TDWI Buisness Intelligence Fundamentals: From Data Warehousing to Business Impact

This second course is an introductory course and spoke of these subjects at a conceptual level with no "nitty-gritty" detail. It was comprised of five modules, "Introduction to Business Intelligence", "Business Application Fundamentals", "BI Architecture and Process", "BI Infrastructure", and "Summary and Conclusions".

The "Introduction" module (Module 1) is brief and describes some of the different technology and business solutions in BI (DSS, EIS, OLAP, Supply Chain Analysis, Customer Analysis, etc). It also discusses the OBI framework as it regards to the Organizational roles and responsibilities.

The "Business Application" module (Module 2) covers the topics of business requirements, value, impact, applications, and analytics. It describes how and in what different ways BI can make an impact on business from the importance of business drivers through dash boards and score cards.

The "BI Architecture and Process" module (Module 3) covers the topics of warehousing definitions, warehousing data stores, data warehousing architectures, data warehousing processes, and business intelligence processes. The definitions section covers the definitions of the keywords included in the definition of a data warehouse (integrated, subject-oriented, time-variant, non-volatile, and accessible). The data stores sections covers the types and roles of the differnet collections of data (source, stage, ODS, warehouse, data mart). The data architecture section covers independent data marts, conformed data marts, hub and spoke versus bus, transient versus persistent versus semi-persistent staging, ODS positioning, and ETL. The business processes sections covers data access and delivery.

The "BI Infrastructure" module (Module 4) is really the meat of the course and covers the topics of BI infrastructure and BI readiness briefly while discussing the BI processes, technology, and roles and responsibilities in depth. In the processes section, the course discusses program management, change management, quality management, data governance, depolyment methodologies, project management, data warehouse administration, and metadata management. In the technology section, the course does not list all the different names of technologies, but it does provide the knowledge that tools are available to handle warehouse capactiy planning and other administration/operations tasks, data integration, etc. The BI roles and responsibilities section covers a fairly exhaustive list of business roles and what portion of the BI program/project for which they are responsible.
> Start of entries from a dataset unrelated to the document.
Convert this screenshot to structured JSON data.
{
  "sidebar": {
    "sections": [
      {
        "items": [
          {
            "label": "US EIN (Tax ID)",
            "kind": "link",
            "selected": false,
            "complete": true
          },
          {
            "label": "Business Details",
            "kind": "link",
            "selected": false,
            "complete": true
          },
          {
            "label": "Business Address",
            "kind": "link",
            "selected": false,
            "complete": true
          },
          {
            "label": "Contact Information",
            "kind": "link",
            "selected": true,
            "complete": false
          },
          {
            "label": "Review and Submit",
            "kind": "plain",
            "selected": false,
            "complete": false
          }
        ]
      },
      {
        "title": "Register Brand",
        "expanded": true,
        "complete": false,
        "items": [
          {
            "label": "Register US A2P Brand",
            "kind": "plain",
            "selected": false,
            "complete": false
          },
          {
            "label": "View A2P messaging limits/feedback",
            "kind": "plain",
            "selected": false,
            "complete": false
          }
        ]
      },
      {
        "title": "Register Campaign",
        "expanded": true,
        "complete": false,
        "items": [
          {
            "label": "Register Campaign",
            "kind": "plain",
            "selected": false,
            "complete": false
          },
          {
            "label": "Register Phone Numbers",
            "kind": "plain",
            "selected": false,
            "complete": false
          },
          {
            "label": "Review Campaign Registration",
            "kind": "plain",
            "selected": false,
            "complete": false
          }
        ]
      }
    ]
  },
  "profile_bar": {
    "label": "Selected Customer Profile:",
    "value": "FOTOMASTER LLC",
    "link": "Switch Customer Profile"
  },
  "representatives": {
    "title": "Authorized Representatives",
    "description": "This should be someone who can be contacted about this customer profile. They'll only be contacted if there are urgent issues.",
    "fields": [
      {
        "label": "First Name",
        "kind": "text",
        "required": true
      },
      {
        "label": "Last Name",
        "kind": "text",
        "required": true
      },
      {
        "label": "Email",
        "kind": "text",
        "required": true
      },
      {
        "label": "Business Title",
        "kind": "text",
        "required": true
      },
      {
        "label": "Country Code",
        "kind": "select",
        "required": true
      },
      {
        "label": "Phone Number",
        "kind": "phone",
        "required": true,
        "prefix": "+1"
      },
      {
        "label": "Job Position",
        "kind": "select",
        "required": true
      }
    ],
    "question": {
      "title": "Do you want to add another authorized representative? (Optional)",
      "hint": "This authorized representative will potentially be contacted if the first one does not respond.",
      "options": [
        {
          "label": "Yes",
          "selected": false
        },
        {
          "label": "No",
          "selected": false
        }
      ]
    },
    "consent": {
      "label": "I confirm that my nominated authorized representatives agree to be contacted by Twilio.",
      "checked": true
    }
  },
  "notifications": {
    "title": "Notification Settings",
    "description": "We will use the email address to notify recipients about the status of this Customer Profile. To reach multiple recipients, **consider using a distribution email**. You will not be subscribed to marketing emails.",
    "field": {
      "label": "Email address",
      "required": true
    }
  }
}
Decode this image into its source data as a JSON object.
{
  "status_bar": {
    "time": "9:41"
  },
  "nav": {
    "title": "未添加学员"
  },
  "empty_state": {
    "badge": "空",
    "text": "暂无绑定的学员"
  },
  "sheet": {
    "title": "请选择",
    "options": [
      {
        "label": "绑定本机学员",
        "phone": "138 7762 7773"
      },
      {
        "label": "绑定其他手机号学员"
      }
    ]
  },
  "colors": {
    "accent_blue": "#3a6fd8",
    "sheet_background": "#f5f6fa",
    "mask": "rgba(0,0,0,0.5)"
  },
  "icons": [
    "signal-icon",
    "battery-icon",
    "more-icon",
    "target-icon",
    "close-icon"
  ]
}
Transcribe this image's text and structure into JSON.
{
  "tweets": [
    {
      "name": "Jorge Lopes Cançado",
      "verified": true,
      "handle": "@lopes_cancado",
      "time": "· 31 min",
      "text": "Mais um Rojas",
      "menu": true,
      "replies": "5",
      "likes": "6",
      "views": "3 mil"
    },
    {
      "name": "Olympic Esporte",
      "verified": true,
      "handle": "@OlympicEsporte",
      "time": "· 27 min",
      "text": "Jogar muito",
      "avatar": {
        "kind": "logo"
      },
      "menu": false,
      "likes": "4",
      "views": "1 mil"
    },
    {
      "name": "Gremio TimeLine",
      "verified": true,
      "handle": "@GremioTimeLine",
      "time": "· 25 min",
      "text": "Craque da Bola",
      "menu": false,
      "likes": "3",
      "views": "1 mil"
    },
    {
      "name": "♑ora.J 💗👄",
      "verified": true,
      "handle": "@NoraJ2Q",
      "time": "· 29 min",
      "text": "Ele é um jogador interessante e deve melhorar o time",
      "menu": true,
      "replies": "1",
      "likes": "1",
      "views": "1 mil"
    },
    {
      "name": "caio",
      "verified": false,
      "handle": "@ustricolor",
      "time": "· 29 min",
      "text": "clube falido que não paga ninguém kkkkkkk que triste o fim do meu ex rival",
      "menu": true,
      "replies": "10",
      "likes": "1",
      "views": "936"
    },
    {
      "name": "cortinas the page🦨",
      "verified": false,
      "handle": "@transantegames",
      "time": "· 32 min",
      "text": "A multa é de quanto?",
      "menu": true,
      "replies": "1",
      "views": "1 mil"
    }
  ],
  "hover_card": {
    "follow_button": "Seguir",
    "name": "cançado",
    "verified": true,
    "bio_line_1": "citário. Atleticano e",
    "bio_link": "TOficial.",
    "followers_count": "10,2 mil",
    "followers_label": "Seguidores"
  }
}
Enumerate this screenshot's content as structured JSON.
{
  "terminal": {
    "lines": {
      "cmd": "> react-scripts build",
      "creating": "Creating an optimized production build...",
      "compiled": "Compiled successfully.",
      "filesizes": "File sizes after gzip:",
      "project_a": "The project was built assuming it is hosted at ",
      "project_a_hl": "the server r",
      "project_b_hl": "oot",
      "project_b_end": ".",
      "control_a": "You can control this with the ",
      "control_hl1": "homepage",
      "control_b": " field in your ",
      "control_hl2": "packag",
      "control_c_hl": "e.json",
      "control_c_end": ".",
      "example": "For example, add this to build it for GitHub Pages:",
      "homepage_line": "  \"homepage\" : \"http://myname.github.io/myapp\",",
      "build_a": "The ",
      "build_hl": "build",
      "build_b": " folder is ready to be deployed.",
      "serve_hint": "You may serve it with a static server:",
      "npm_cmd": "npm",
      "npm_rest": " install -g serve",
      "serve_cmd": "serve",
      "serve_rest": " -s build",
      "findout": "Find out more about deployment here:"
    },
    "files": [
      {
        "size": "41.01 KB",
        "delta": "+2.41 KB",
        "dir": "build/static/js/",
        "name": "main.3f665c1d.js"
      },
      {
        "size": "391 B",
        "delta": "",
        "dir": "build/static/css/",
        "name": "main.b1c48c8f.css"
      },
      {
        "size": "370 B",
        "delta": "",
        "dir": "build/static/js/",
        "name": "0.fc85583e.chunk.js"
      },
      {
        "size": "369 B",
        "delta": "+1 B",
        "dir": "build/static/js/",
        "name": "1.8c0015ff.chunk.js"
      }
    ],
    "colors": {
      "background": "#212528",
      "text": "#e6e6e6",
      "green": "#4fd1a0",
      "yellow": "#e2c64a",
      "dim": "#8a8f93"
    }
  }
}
The "Summary" module (Module 5) has a list of top ten mistakes by job, a best practices list, and a list of references and resources.

Take aways:
While this course covered much of what TDWI Data Warehousing Concepts and Principles: An Introduction to the Field of Data Warehousing covered in the first three modules, the fourth module really took that knowledge to the BI level from the data warehouse level. It also seemed to try to stress the business impact the BI program has.
Concepts like change management, data governance and metadata strategies.